I- Antes do DL n. 500-A/85, de 27.12, que instituiu o Regime de Aperfeiçoamento Activo nacional, existia o regime de draubaque previsto nos arts. 432 e segs. do Regulamento das Alfândegas.
II- O DL n. 500-A/85 vigorou a partir de 1.1.1986 e caducou em 31.12.1987, em face do n. 1, alínea c), do Anexo xxxii do Tratado de Adesão de Portugal e da Espanha
à CEE.
III- Não era possível cumular o regime de draubaque com o de A.A. do DL n. 500-A/85.
IV- O importador não podia livremente introduzir no consumo interno mercadorias importadas ao abrigo do Regime de
A. A., ou de produtos compensadores, sem autorização da administração aduaneira.
V- A exigência de que seja possível identificar as mercadorias de importação nos produtos compensadores não é uma exigência absoluta, porquanto a parte final da alínea c) do art. 4 do Reg. (CEE) n. 1999/85, de 16.7.85, permite que o regime seja autorizado se for possível verificar que as condições previstas para as mercadorias equivalentes se encontram preenchidas.
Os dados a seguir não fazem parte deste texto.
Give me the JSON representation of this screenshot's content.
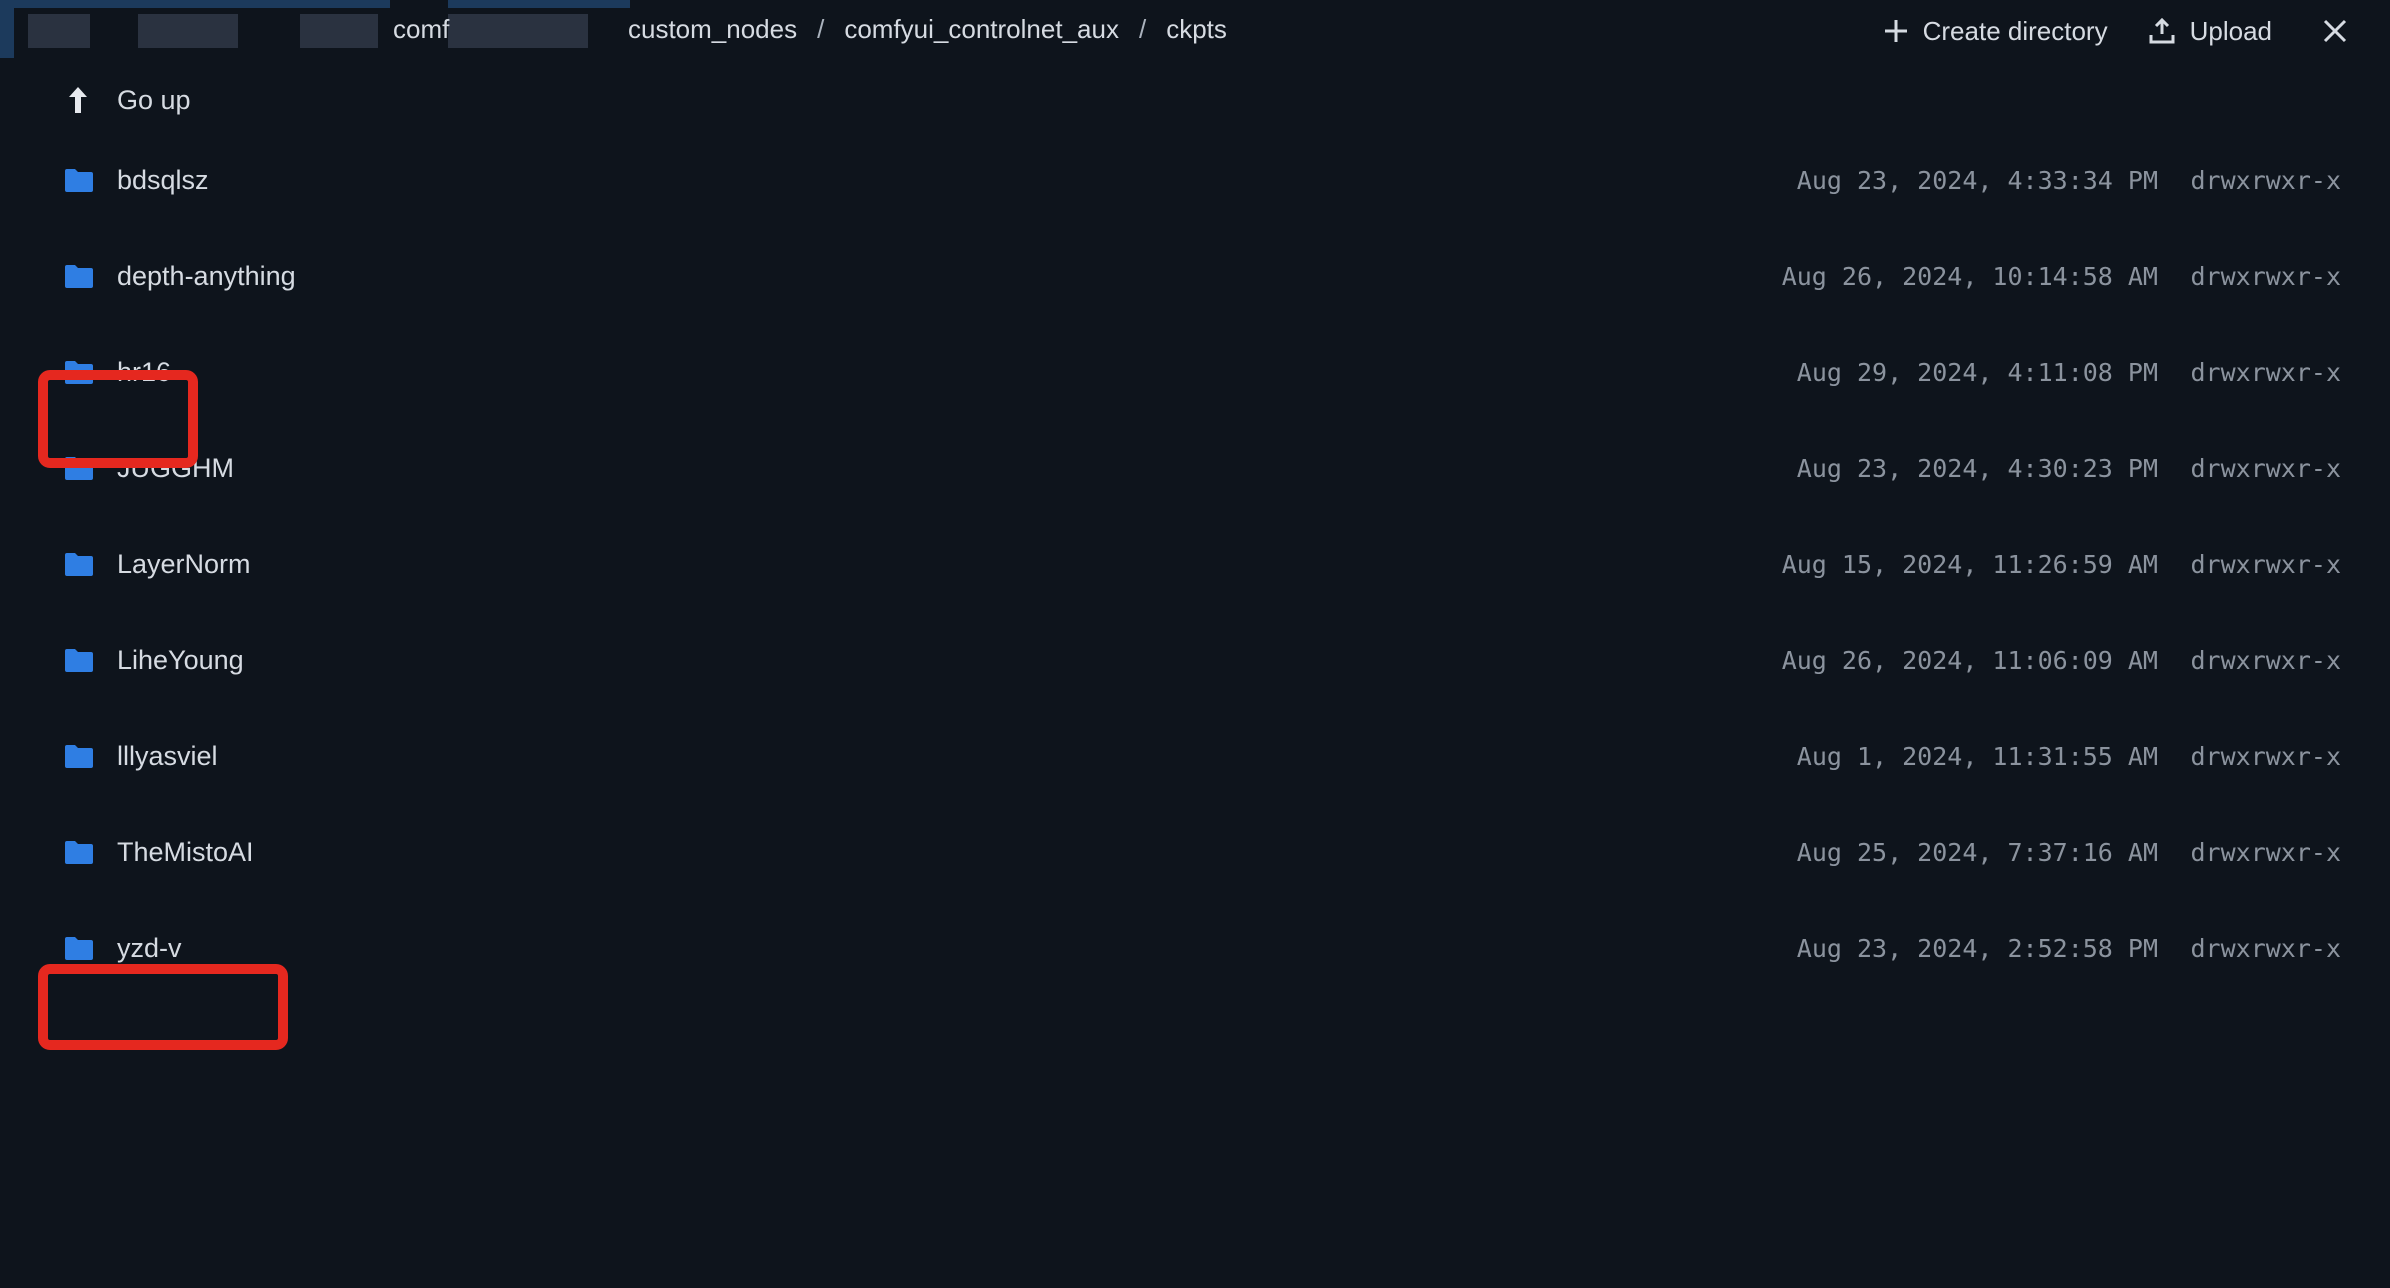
{
  "breadcrumb": {
    "partial_first": "comf",
    "items": [
      "custom_nodes",
      "comfyui_controlnet_aux",
      "ckpts"
    ],
    "separator": "/"
  },
  "actions": {
    "create_directory": "Create directory",
    "upload": "Upload"
  },
  "go_up": {
    "label": "Go up",
    "icon": "arrow-up-icon"
  },
  "folders": [
    {
      "name": "bdsqlsz",
      "date": "Aug 23, 2024, 4:33:34 PM",
      "perm": "drwxrwxr-x"
    },
    {
      "name": "depth-anything",
      "date": "Aug 26, 2024, 10:14:58 AM",
      "perm": "drwxrwxr-x"
    },
    {
      "name": "hr16",
      "date": "Aug 29, 2024, 4:11:08 PM",
      "perm": "drwxrwxr-x"
    },
    {
      "name": "JUGGHM",
      "date": "Aug 23, 2024, 4:30:23 PM",
      "perm": "drwxrwxr-x"
    },
    {
      "name": "LayerNorm",
      "date": "Aug 15, 2024, 11:26:59 AM",
      "perm": "drwxrwxr-x"
    },
    {
      "name": "LiheYoung",
      "date": "Aug 26, 2024, 11:06:09 AM",
      "perm": "drwxrwxr-x"
    },
    {
      "name": "lllyasviel",
      "date": "Aug 1, 2024, 11:31:55 AM",
      "perm": "drwxrwxr-x"
    },
    {
      "name": "TheMistoAI",
      "date": "Aug 25, 2024, 7:37:16 AM",
      "perm": "drwxrwxr-x"
    },
    {
      "name": "yzd-v",
      "date": "Aug 23, 2024, 2:52:58 PM",
      "perm": "drwxrwxr-x"
    }
  ],
  "colors": {
    "background": "#0e141c",
    "folder_icon": "#2f7ee3",
    "highlight": "#e5281f",
    "muted_text": "#8b939e"
  }
}
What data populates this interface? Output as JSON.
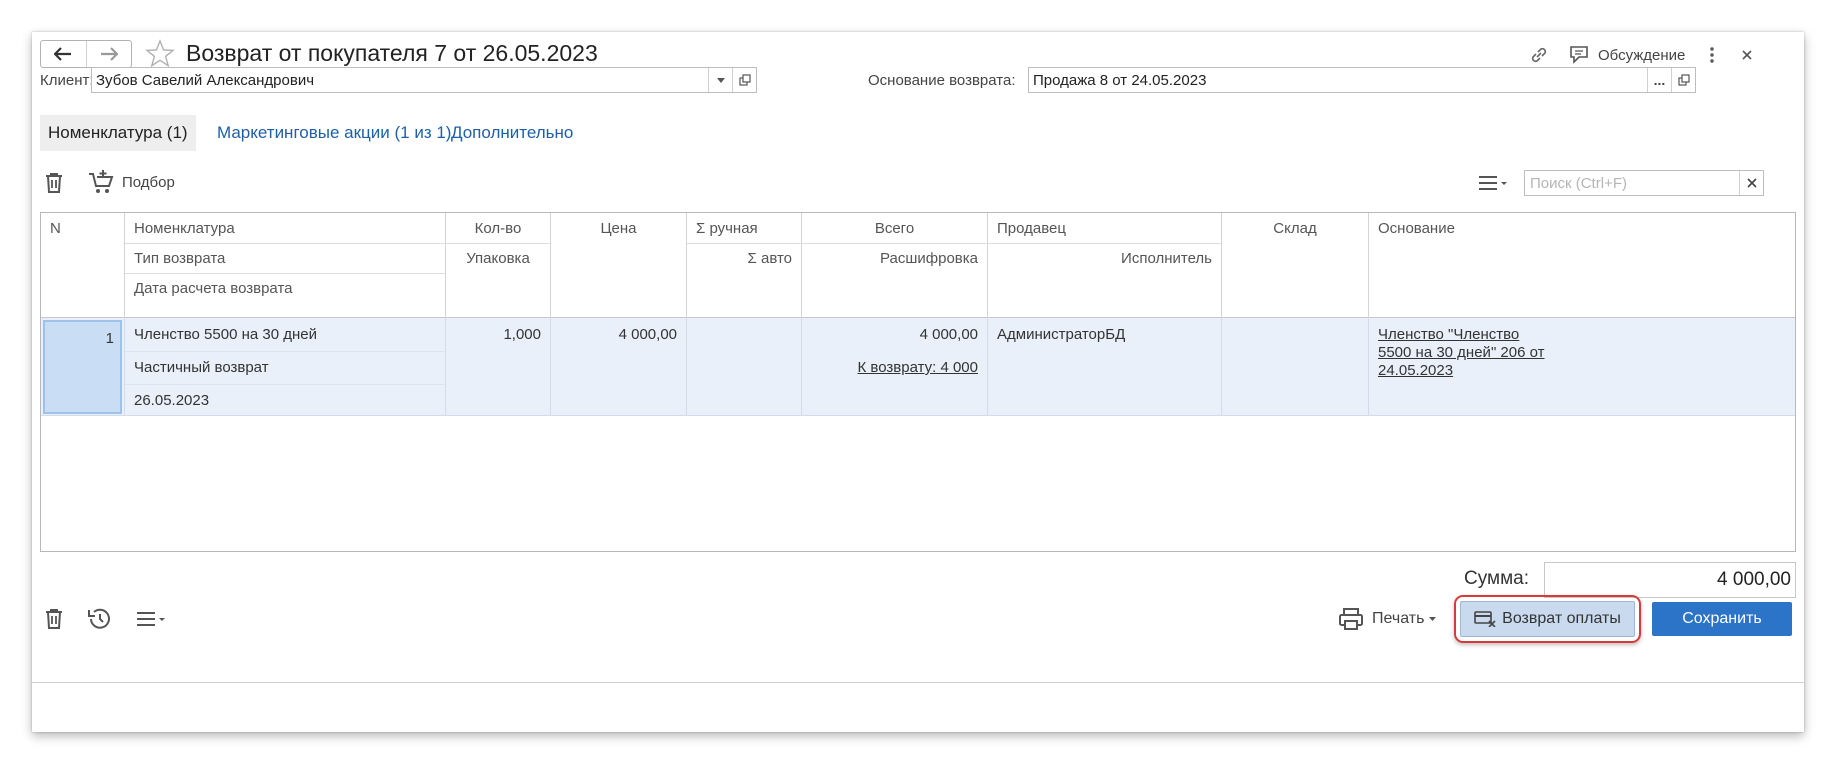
{
  "window": {
    "title": "Возврат от покупателя 7 от 26.05.2023",
    "discussion_label": "Обсуждение"
  },
  "header": {
    "client_label": "Клиент:",
    "client_value": "Зубов Савелий Александрович",
    "basis_label": "Основание возврата:",
    "basis_value": "Продажа 8 от 24.05.2023",
    "basis_select_glyph": "..."
  },
  "tabs": [
    {
      "label": "Номенклатура (1)",
      "active": true
    },
    {
      "label": "Маркетинговые акции (1 из 1)",
      "active": false
    },
    {
      "label": "Дополнительно",
      "active": false
    }
  ],
  "table_toolbar": {
    "pick_label": "Подбор",
    "search_placeholder": "Поиск (Ctrl+F)"
  },
  "table": {
    "headers": {
      "n": "N",
      "nomenclature": "Номенклатура",
      "return_type": "Тип возврата",
      "calc_date": "Дата расчета возврата",
      "qty": "Кол-во",
      "package": "Упаковка",
      "price": "Цена",
      "sum_manual": "Σ ручная",
      "sum_auto": "Σ авто",
      "total": "Всего",
      "breakdown": "Расшифровка",
      "seller": "Продавец",
      "executor": "Исполнитель",
      "warehouse": "Склад",
      "basis": "Основание"
    },
    "rows": [
      {
        "n": "1",
        "nomenclature": "Членство 5500 на 30 дней",
        "return_type": "Частичный возврат",
        "calc_date": "26.05.2023",
        "qty": "1,000",
        "price": "4 000,00",
        "total": "4 000,00",
        "breakdown": "К возврату: 4 000",
        "seller": "АдминистраторБД",
        "basis": "Членство \"Членство 5500 на 30 дней\" 206 от 24.05.2023"
      }
    ]
  },
  "footer": {
    "sum_label": "Сумма:",
    "sum_value": "4 000,00",
    "print_label": "Печать",
    "payment_return_label": "Возврат оплаты",
    "save_label": "Сохранить"
  },
  "colors": {
    "accent": "#2b74c7",
    "link": "#1f5fa8",
    "selected_row": "#e9f0fa",
    "highlight_border": "#d83a3a"
  },
  "icons": [
    "back-arrow-icon",
    "forward-arrow-icon",
    "star-icon",
    "link-icon",
    "discussion-icon",
    "more-vertical-icon",
    "close-icon",
    "dropdown-arrow-icon",
    "open-icon",
    "trash-icon",
    "cart-add-icon",
    "menu-icon",
    "history-icon",
    "printer-icon",
    "card-return-icon"
  ]
}
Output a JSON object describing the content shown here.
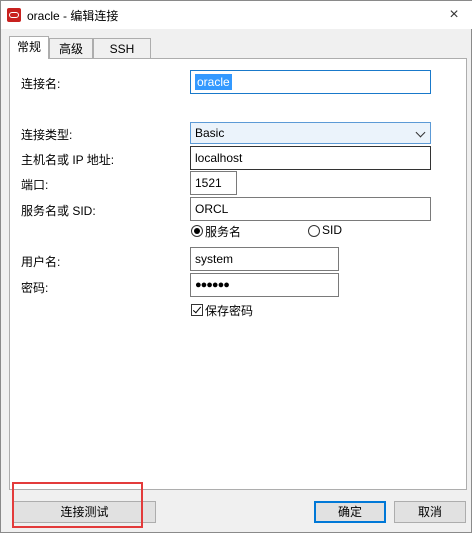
{
  "window": {
    "title": "oracle - 编辑连接",
    "close_glyph": "×"
  },
  "tabs": [
    {
      "label": "常规",
      "active": true
    },
    {
      "label": "高级",
      "active": false
    },
    {
      "label": "SSH",
      "active": false
    }
  ],
  "form": {
    "connection_name_label": "连接名:",
    "connection_name_value": "oracle",
    "connection_type_label": "连接类型:",
    "connection_type_value": "Basic",
    "host_label": "主机名或 IP 地址:",
    "host_value": "localhost",
    "port_label": "端口:",
    "port_value": "1521",
    "service_label": "服务名或 SID:",
    "service_value": "ORCL",
    "radio_service_name_label": "服务名",
    "radio_sid_label": "SID",
    "username_label": "用户名:",
    "username_value": "system",
    "password_label": "密码:",
    "password_value": "●●●●●●",
    "save_password_label": "保存密码"
  },
  "buttons": {
    "test_connection": "连接测试",
    "ok": "确定",
    "cancel": "取消"
  },
  "colors": {
    "accent": "#0078d7",
    "selection": "#3399ff",
    "highlight_annotation": "#e33b3b",
    "app_icon": "#c8211f"
  }
}
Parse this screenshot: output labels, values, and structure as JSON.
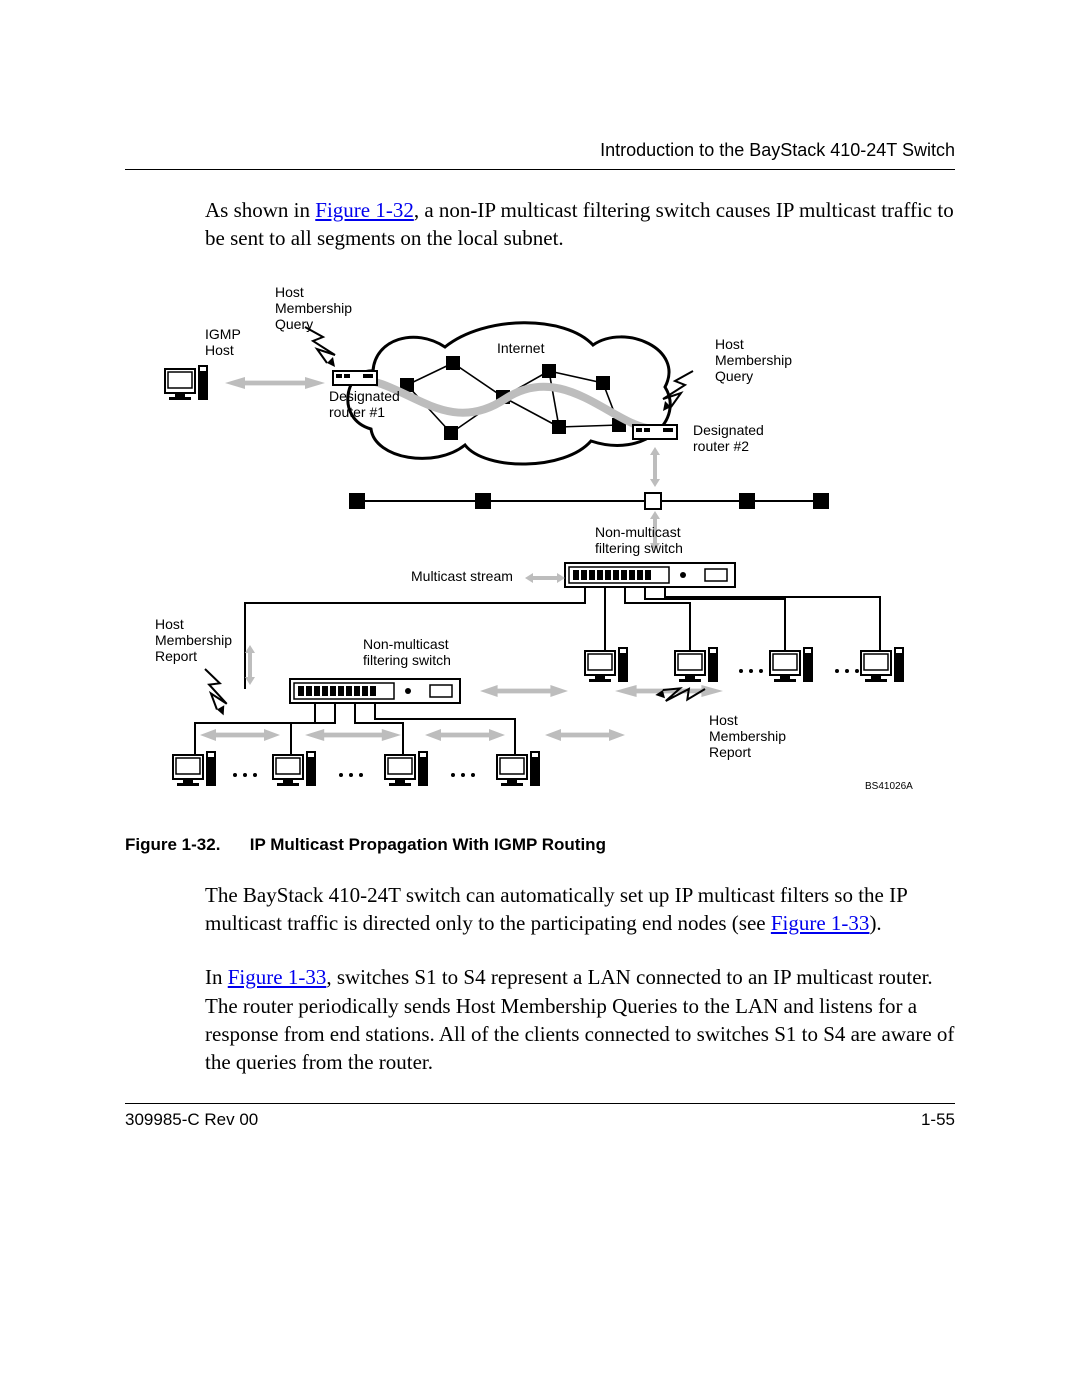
{
  "header": {
    "running_head": "Introduction to the BayStack 410-24T Switch"
  },
  "paragraphs": {
    "p1_a": "As shown in ",
    "p1_link": "Figure 1-32",
    "p1_b": ", a non-IP multicast filtering switch causes IP multicast traffic to be sent to all segments on the local subnet.",
    "p2_a": "The BayStack 410-24T switch can automatically set up IP multicast filters so the IP multicast traffic is directed only to the participating end nodes (see ",
    "p2_link": "Figure 1-33",
    "p2_b": ").",
    "p3_a": "In ",
    "p3_link": "Figure 1-33",
    "p3_b": ", switches S1 to S4 represent a LAN connected to an IP multicast router. The router periodically sends Host Membership Queries to the LAN and listens for a response from end stations. All of the clients connected to switches S1 to S4 are aware of the queries from the router."
  },
  "figure": {
    "caption_num": "Figure 1-32.",
    "caption_title": "IP Multicast Propagation With IGMP Routing",
    "labels": {
      "igmp_host": "IGMP\nHost",
      "hmq1": "Host\nMembership\nQuery",
      "hmq2": "Host\nMembership\nQuery",
      "dr1": "Designated\nrouter #1",
      "dr2": "Designated\nrouter #2",
      "internet": "Internet",
      "nmfs": "Non-multicast\nfiltering switch",
      "nmfs2": "Non-multicast\nfiltering switch",
      "mcast": "Multicast stream",
      "hmr1": "Host\nMembership\nReport",
      "hmr2": "Host\nMembership\nReport",
      "code": "BS41026A"
    }
  },
  "footer": {
    "doc_id": "309985-C Rev 00",
    "page_num": "1-55"
  }
}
VI- A administração aduaneira não pode recusar a concessão do regime de A.A. com base na alegação genérica de que o requerente não oferece as garantias necessárias para a condução do regime, ao abrigo da alínea b) do mesmo artigo 4, mas antes tem que concretizar esses condições.
VII- Não constitui falta das necessárias garantias o facto de o requerente do Regime de Aperfeiçoamento Activo se encontrar em dívida de imposições relativas a anteriores Regimes de Aperfeiçoamento Activo concedidos ao abrigo do DL n. 500-A/85 se essa dívida ainda não se encontra apurada.